En 2020, la Direction générale des finances publiques reconnaît officiellement le statut d’intérêt général de l’UPE, confirmant la gestion désintéressée de l’association et sa capacité à délivrer des reçus fiscaux.
En 2021, les trois antennes du nord de l’Alsace fusionnent pour former une entité unique, UPE Nord Alsace, placée sous la coordination de l’antenne strasbourgeoise — une étape importante vers une gouvernance unifiée et cohérente.
Engagements et renouveau (2023 - 2024)
En 2023, l’Université Populaire Européenne de Strasbourg signe le contrat d’engagement républicain des associations et fondations, réaffirmant son attachement profond aux valeurs de la République : liberté, égalité, fraternité, respect de la dignité humaine et prévention de la violence.
L’année 2024 marque un nouveau chapitre dans son histoire : le siège social déménage du Palais Universitaire vers le 1 quai Koch, ancien site de l’École du Génie de l’Eau et de l’Environnement de Strasbourg (ENGEES). Ce lieu symbolique incarne le lien entre savoir, transmission et modernité.
Dans cette dynamique, l’Université Populaire Européenne de Strasbourg renforce également son ouverture à l’Europe grâce à la mise en place d’un programme ERASMUS avec plusieurs structures partenaires internationales. Cette ambition se traduit déjà par des coopérations concrètes, comme l’accueil d’un professeur de l’école de langues EOI Orihuela (Espagne), illustrant la volonté de développer des échanges culturels, linguistiques et pédagogiques au cœur de Strasbourg.
CONCLUSION : UNE INSTITUTION TOURNEE VERS L'AVENIR
À travers plus d’un siècle d’histoire, l’Université Populaire Européenne de Strasbourg a su évoluer, se réinventer et se redéfinir tout en restant fidèle à son idéal : rendre la culture et la connaissance accessibles à tous.

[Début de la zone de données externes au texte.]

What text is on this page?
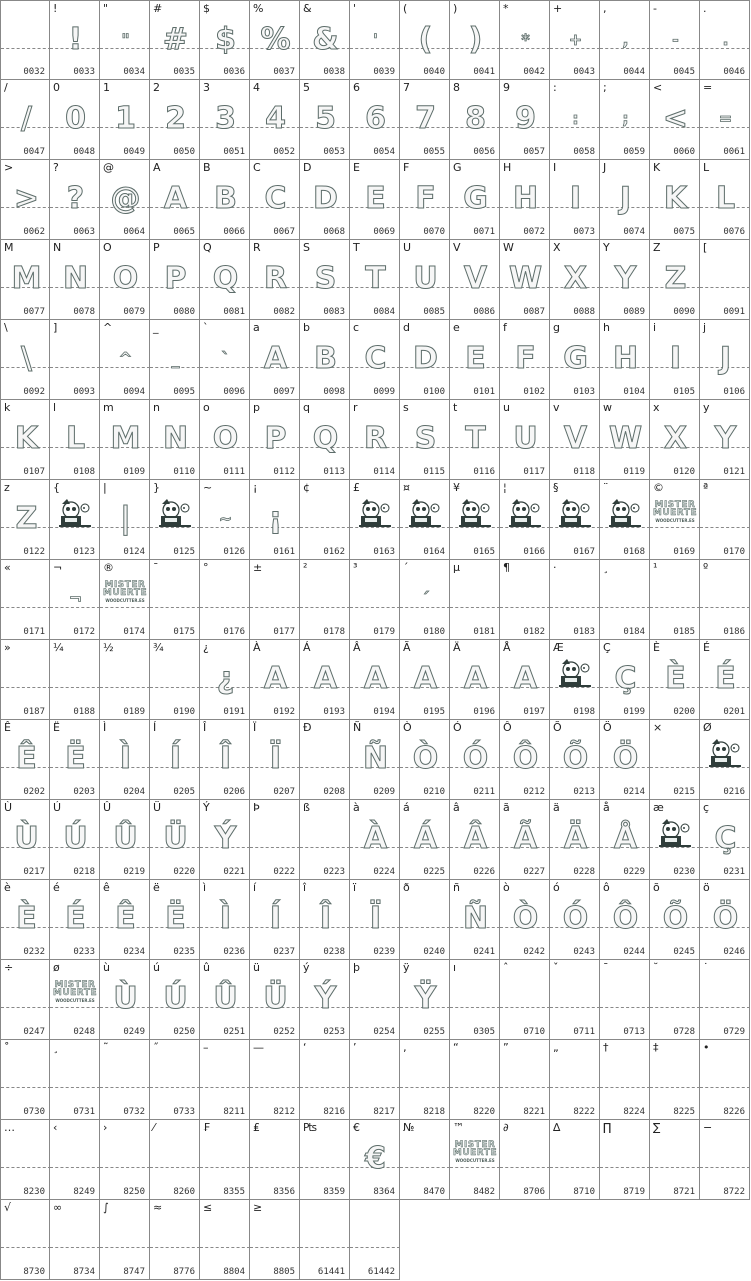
0032
!
!
0033
"
"
0034
#
#
0035
$
$
0036
%
%
0037
&
&
0038
'
'
0039
(
(
0040
)
)
0041
*
*
0042
+
+
0043
,
,
0044
-
-
0045
.
.
0046
/
/
0047
0
0
0048
1
1
0049
2
2
0050
3
3
0051
4
4
0052
5
5
0053
6
6
0054
7
7
0055
8
8
0056
9
9
0057
:
:
0058
;
;
0059
<
<
0060
=
=
0061
>
>
0062
?
?
0063
@
@
0064
A
A
0065
B
B
0066
C
C
0067
D
D
0068
E
E
0069
F
F
0070
G
G
0071
H
H
0072
I
I
0073
J
J
0074
K
K
0075
L
L
0076
M
M
0077
N
N
0078
O
O
0079
P
P
0080
Q
Q
0081
R
R
0082
S
S
0083
T
T
0084
U
U
0085
V
V
0086
W
W
0087
X
X
0088
Y
Y
0089
Z
Z
0090
[
0091
\
\
0092
]
0093
^
^
0094
_
_
0095
`
`
0096
a
A
0097
b
B
0098
c
C
0099
d
D
0100
e
E
0101
f
F
0102
g
G
0103
h
H
0104
i
I
0105
j
J
0106
k
K
0107
l
L
0108
m
M
0109
n
N
0110
o
O
0111
p
P
0112
q
Q
0113
r
R
0114
s
S
0115
t
T
0116
u
U
0117
v
V
0118
w
W
0119
x
X
0120
y
Y
0121
z
Z
0122
{
0123
|
|
0124
}
0125
~
~
0126
¡
¡
0161
¢
0162
£
0163
¤
0164
¥
0165
¦
0166
§
0167
¨
0168
©
MISTER
MUERTE
WOODCUTTER.ES
0169
ª
0170
«
0171
¬
¬
0172
®
MISTER
MUERTE
WOODCUTTER.ES
0174
¯
0175
°
0176
±
0177
²
0178
³
0179
´
´
0180
µ
0181
¶
0182
·
0183
¸
0184
¹
0185
º
0186
»
0187
¼
0188
½
0189
¾
0190
¿
¿
0191
À
A
0192
Á
A
0193
Â
A
0194
Ã
A
0195
Ä
A
0196
Å
A
0197
Æ
0198
Ç
Ç
0199
È
È
0200
É
É
0201
Ê
Ê
0202
Ë
Ë
0203
Ì
Ì
0204
Í
Í
0205
Î
Î
0206
Ï
Ï
0207
Ð
0208
Ñ
Ñ
0209
Ò
Ò
0210
Ó
Ó
0211
Ô
Ô
0212
Õ
Õ
0213
Ö
Ö
0214
×
0215
Ø
0216
Ù
Ù
0217
Ú
Ú
0218
Û
Û
0219
Ü
Ü
0220
Ý
Ý
0221
Þ
0222
ß
0223
à
À
0224
á
Á
0225
â
Â
0226
ã
Ã
0227
ä
Ä
0228
å
Å
0229
æ
0230
ç
Ç
0231
è
È
0232
é
É
0233
ê
Ê
0234
ë
Ë
0235
ì
Ì
0236
í
Í
0237
î
Î
0238
ï
Ï
0239
ð
0240
ñ
Ñ
0241
ò
Ò
0242
ó
Ó
0243
ô
Ô
0244
õ
Õ
0245
ö
Ö
0246
÷
0247
ø
MISTER
MUERTE
WOODCUTTER.ES
0248
ù
Ù
0249
ú
Ú
0250
û
Û
0251
ü
Ü
0252
ý
Ý
0253
þ
0254
ÿ
Ÿ
0255
ı
0305
ˆ
0710
ˇ
0711
ˉ
0713
˘
0728
˙
0729
˚
0730
¸
0731
˜
0732
˝
0733
–
8211
—
8212
‘
8216
’
8217
‚
8218
“
8220
”
8221
„
8222
†
8224
‡
8225
•
8226
…
8230
‹
8249
›
8250
⁄
8260
₣
8355
₤
8356
₧
8359
€
€
8364
№
8470
™
MISTER
MUERTE
WOODCUTTER.ES
8482
∂
8706
∆
8710
∏
8719
∑
8721
−
8722
√
8730
∞
8734
∫
8747
≈
8776
≤
8804
≥
8805	61441	61442
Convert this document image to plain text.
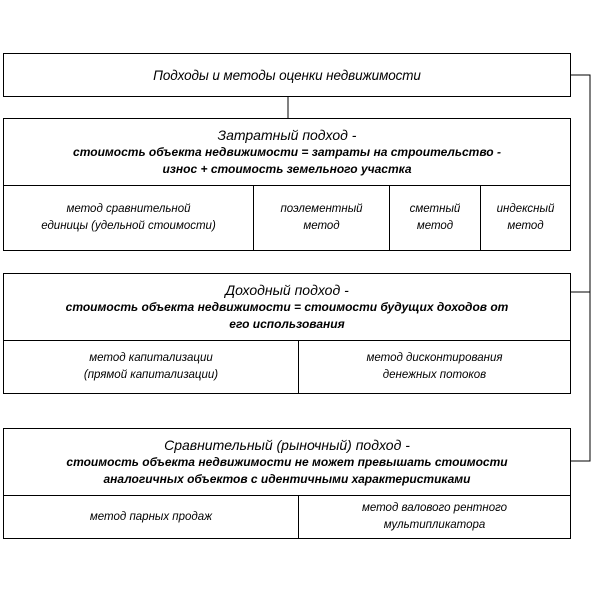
Подходы и методы оценки недвижимости
Затратный подход -
стоимость объекта недвижимости = затраты на строительство -
износ + стоимость земельного участка
метод сравнительной
единицы (удельной стоимости)
поэлементный
метод
сметный
метод
индексный
метод
Доходный подход -
стоимость объекта недвижимости = стоимости будущих доходов от
его использования
метод капитализации
(прямой капитализации)
метод дисконтирования
денежных потоков
Сравнительный (рыночный) подход -
стоимость объекта недвижимости не может превышать стоимости
аналогичных объектов с идентичными характеристиками
метод парных продаж
метод валового рентного
мультипликатора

Dans un monde où l’information circule partout, les membres de l’UPE continuent de rechercher ce que seule une université populaire peut offrir : un savoir partagé dans un cadre humain et vivant, fondé sur le dialogue, la curiosité et la rencontre.
C’est là que réside, encore aujourd’hui, la véritable force de l’Université Populaire Européenne.